Analysis of Robert Frost’s The Need of Being Versed in Country Things

The Need of Being Versed in Country Things (1923)

The house had gone to bring again
To the midnight sky a sunset glow.
Now the chimney was all of the house that stood,
Like a pistil after the petals go.
The barn opposed across the way,
That would have joined the house in flame
Had it been the will of the wind, was left
To bear forsaken the place’s name.
No more it opened with all one end
For teams that came by the stony road
To drum on the floor with scurrying hoofs
And brush the mow with the summer load.
The birds that came to it through the air
At broken windows flew out and in,
Their murmur more like the sigh we sigh
From too much dwelling on what has been.
Yet for them the lilac renewed its leaf,
And the aged elm, though touched with fire;
And the dry pump flung up an awkward arm;
And the fence post carried a strand of wire.
For them there was really nothing sad.
But though they rejoiced in the nest they kept,
One had to be versed in country things
Not to believe the phoebes wept.

House and home figure prominently in Frost, as do chimneys. Here the house is on fire when it brings “[t]o the midnight sky a sunset glow.” And the chimney is all that remains after the fire, similar to the chimney in “Ghost House.” “Ghost House” was written in 1901 and was inspired by “an old cellar hole with a broken chimney standing in it—what remained of a nearby farmhouse after a fire had destroyed it in 1867” (Parini, 91). The remains were near one of Frost’s farms in Derry, New Hampshire. The image here might have been inspired by the same experience, except it is cast as a reminder of a flower stem that has lost all its petals; the chimney is the remaining pistil.

The wind went in the opposite direction of the barn, saving it from the fire. But the barn has been abandoned since the house burned down. There are no longer teams of livestock kept there. The birds still come through broken windows, but they sigh about what is gone and their chirping is not cheerful, “[t]heir murmur more like the sigh we sigh / From too much dwelling on what has been,” the speaker says. For the birds there is still something of home, however. The lilacs are still there, the elm scarred by its touch of fire, the dry water pump, the fence post. These objects all remain for a bird to alight upon.

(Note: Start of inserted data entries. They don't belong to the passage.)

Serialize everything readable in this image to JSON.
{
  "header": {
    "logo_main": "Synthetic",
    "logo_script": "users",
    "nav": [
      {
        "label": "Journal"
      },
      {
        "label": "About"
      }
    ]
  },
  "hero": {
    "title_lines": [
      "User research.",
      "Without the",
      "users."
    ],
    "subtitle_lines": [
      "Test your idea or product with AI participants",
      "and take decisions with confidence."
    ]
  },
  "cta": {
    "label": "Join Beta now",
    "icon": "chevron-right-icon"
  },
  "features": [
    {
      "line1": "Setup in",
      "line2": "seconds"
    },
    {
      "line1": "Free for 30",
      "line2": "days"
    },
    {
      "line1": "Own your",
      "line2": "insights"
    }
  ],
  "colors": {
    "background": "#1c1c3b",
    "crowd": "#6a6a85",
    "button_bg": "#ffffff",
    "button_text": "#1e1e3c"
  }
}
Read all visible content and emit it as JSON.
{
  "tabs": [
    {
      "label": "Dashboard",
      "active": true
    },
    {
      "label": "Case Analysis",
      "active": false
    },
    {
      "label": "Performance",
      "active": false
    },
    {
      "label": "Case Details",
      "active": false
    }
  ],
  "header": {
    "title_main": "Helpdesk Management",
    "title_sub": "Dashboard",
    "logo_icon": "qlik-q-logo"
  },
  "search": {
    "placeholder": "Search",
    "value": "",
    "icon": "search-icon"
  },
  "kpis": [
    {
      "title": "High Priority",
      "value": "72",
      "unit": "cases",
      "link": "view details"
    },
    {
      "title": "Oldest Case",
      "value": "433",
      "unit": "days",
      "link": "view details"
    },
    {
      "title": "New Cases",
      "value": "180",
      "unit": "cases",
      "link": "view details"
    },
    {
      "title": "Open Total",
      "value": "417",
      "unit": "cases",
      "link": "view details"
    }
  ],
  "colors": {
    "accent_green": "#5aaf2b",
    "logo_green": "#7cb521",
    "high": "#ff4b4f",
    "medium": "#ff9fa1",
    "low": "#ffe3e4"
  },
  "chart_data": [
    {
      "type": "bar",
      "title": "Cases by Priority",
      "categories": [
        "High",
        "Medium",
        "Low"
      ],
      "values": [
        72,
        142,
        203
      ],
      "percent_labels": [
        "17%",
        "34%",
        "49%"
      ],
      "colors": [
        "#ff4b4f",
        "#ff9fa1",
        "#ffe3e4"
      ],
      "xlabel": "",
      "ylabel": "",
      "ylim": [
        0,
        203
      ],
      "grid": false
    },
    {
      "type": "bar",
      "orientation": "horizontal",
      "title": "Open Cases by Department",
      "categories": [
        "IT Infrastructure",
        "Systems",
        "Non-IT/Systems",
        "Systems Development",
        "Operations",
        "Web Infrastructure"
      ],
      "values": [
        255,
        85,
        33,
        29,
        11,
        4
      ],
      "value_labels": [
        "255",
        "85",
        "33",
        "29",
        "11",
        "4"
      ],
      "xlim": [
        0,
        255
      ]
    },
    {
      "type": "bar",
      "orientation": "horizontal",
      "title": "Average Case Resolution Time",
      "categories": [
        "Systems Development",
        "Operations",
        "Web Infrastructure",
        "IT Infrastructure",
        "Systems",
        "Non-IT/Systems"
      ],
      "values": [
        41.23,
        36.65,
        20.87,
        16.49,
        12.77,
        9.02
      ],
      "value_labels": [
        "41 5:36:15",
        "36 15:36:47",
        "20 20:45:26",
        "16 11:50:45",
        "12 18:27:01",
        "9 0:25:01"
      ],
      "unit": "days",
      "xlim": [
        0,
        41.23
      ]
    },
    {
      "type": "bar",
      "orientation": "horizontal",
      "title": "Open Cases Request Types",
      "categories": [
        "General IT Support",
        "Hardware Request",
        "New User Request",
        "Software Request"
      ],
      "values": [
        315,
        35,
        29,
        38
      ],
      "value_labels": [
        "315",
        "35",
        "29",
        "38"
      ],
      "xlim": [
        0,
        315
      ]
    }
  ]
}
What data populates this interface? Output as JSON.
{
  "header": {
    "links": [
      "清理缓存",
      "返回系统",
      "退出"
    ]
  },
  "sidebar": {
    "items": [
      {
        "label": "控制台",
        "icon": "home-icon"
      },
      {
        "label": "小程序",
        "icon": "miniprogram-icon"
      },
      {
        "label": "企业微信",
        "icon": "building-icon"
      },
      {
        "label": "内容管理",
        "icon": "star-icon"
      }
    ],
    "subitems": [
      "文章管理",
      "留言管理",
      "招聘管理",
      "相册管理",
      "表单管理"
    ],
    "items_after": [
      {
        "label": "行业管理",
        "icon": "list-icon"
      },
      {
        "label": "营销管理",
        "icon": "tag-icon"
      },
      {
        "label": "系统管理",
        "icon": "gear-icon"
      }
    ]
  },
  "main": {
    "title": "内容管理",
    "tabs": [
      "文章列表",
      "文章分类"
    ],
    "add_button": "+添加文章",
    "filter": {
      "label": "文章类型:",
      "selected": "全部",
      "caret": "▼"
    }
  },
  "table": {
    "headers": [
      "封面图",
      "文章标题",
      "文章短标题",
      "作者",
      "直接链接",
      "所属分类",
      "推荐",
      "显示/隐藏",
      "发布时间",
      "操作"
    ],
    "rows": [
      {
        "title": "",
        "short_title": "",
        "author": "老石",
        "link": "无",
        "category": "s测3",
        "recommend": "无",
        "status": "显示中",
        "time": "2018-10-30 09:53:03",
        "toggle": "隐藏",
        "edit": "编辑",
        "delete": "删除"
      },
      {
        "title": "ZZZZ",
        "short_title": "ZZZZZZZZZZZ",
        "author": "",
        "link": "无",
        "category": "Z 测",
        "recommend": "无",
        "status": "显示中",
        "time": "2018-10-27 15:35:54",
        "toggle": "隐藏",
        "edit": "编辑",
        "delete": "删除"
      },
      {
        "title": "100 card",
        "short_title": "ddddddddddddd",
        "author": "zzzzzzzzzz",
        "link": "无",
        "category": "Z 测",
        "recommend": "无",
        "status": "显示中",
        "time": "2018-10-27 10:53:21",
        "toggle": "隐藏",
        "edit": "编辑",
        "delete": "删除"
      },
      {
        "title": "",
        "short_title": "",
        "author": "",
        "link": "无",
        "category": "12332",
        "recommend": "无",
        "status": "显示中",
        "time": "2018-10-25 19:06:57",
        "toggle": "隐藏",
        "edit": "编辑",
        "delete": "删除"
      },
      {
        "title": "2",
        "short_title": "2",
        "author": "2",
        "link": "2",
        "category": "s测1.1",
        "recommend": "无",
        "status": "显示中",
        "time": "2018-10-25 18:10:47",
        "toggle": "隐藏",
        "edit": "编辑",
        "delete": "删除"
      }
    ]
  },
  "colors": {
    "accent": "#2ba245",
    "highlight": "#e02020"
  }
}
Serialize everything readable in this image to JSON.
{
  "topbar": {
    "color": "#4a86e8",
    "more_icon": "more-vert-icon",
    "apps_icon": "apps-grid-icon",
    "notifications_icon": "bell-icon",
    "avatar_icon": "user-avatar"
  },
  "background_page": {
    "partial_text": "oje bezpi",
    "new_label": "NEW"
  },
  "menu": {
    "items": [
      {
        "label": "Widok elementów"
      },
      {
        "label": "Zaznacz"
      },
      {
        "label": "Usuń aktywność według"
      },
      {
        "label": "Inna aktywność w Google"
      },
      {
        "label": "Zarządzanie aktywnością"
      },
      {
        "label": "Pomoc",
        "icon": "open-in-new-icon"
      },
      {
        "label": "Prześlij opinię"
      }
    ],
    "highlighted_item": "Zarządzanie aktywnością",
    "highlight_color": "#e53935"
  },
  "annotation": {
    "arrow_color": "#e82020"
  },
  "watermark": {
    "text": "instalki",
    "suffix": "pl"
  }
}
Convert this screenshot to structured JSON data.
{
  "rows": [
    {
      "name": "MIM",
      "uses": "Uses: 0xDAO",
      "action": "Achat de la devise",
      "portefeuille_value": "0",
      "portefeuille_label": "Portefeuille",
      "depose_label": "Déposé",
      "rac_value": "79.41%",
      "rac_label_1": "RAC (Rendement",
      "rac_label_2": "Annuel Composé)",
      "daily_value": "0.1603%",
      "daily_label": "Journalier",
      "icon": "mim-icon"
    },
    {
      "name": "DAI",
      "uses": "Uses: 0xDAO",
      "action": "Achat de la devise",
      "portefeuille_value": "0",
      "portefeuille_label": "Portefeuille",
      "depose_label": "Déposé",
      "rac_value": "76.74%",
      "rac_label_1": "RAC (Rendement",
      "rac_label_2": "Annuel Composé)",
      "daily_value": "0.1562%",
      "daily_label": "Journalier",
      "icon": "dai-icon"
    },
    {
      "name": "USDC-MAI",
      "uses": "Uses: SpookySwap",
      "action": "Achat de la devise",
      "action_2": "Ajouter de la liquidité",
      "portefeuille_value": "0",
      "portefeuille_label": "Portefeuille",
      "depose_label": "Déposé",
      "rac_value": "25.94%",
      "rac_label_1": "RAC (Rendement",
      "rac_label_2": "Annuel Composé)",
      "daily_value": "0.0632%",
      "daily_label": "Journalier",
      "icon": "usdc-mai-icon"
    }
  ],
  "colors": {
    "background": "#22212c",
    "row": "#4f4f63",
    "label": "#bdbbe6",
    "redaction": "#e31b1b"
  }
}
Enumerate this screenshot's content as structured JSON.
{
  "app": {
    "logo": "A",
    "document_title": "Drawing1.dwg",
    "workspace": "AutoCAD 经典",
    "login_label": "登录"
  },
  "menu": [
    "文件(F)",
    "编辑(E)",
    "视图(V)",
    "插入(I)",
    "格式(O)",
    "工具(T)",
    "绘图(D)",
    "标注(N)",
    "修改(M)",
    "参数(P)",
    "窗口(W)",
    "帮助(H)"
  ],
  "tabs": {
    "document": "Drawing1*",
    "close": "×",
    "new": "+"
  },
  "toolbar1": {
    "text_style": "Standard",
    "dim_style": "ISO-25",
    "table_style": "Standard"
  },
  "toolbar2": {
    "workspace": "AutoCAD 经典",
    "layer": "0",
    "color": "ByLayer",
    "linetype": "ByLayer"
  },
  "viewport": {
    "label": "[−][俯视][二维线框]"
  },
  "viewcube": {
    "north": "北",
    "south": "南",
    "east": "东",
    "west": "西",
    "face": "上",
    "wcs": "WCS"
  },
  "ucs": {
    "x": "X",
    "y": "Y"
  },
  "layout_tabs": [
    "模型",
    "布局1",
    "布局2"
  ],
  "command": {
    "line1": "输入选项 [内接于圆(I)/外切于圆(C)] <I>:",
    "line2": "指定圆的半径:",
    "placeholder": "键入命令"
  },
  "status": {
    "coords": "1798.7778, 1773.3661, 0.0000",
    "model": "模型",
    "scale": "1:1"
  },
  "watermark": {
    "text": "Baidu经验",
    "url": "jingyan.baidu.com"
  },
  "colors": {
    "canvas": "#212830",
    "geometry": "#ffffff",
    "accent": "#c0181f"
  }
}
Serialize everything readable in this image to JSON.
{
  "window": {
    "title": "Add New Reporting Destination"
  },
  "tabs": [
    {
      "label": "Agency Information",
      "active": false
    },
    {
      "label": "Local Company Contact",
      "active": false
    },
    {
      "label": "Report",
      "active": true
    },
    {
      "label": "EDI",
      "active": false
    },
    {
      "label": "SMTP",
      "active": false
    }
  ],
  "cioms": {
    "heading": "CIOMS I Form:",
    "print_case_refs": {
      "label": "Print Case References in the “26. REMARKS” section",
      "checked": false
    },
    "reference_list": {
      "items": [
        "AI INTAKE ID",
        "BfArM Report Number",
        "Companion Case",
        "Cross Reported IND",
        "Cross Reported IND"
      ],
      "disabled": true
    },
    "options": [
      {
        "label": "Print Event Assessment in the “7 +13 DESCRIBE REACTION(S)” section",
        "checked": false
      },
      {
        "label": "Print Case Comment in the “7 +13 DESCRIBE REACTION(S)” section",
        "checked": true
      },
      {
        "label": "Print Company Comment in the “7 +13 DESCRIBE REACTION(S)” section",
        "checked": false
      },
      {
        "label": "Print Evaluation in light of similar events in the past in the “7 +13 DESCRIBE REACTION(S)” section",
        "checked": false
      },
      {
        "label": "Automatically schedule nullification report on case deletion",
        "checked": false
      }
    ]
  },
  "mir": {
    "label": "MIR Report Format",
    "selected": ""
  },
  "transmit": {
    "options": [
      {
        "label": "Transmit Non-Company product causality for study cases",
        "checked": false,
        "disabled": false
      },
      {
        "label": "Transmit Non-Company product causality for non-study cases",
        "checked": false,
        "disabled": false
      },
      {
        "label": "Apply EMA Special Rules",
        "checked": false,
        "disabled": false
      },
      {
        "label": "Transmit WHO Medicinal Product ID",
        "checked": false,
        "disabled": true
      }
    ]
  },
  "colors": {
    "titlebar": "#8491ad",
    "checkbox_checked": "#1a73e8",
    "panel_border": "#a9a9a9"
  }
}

But the speaker muses, “One had to be versed in country things / Not to believe the phoebes wept.” An outsider would believe the birds are weeping, but a country person knows better. Robert Faggen finds that “education or uneducation of human emotions is the focus” of the poem (69).

Robert Frost/Pinterest

To be versed in country things is to, if not anticipate, at least expect happenstance. Those not versed in country things think that nature cares about human beings and other living things. Those who are versed know about the indifference of nature, that it does not respond to human affairs. To be versed in country things is not to know how to mow a field or lead a team of cattle, as city folk might suppose. It is deeper than that. Those who think nature is concerned with human affairs are not at all versed in country things.

The expression sounds like a shallow country saying, but it is more serious than that. It appears to be playful, but it is too dark. Faggen describes the title as sounding “like a prelude to a piece of moral wisdom, but its folksy sound belies the cruelty of what is to come. ‘Country Things’ echoes Hamlet’s question to Ophelia about indecent ‘country matters’; Frost lures his readers to consider nature’s wisdom only to find that the joke is on them” (69). The poem is not about milking a cow but about knowing that for nature “there was really nothing sad” in the burning down of a house. Faggen further notes that “[s]adness is our emotion, and the true need of being versed in country things is to recognize the uselessness of that emotion and to avoid attributing it to other creatures” (70).

Demonstrating the pun on the word “verse” as well as Frost’s own knowledge of country things, Robert Pack writes, “One must understand the indifference of nature and country things, and be versed in nature’s separateness to write (in verse) a believable nature poem” (157).

The poem was first published in the December 1920 issue of Harper’s Magazine and was later collected in West-Running Brook.

FURTHER READING
Bagby, George F. Frost and the Book of Nature. Knoxville: University of Tennessee Press, 1993, 132–133. Elder, John. “The Poetry of Experience,” New Literary History 30, no. 3 (Summer 1999): 649–659. Faggen, Robert. Robert Frost and the Challenge of Darwin. Ann Arbor: University of Michigan Press, 1997, 69–70. Pack, Robert. Belief and Uncertainty in the Poetry of Robert Frost. Hanover, N.H.: Middlebury College Press, 2003. Parini, Jay. Robert Frost: A Life. New York: Holt, 1999. Wolosky, Shira. “The Need of Being Versed: Robert Frost and the Limits of Rhetoric,” Essays in Literature 18, no. 1 (Spring 1991): 76–92.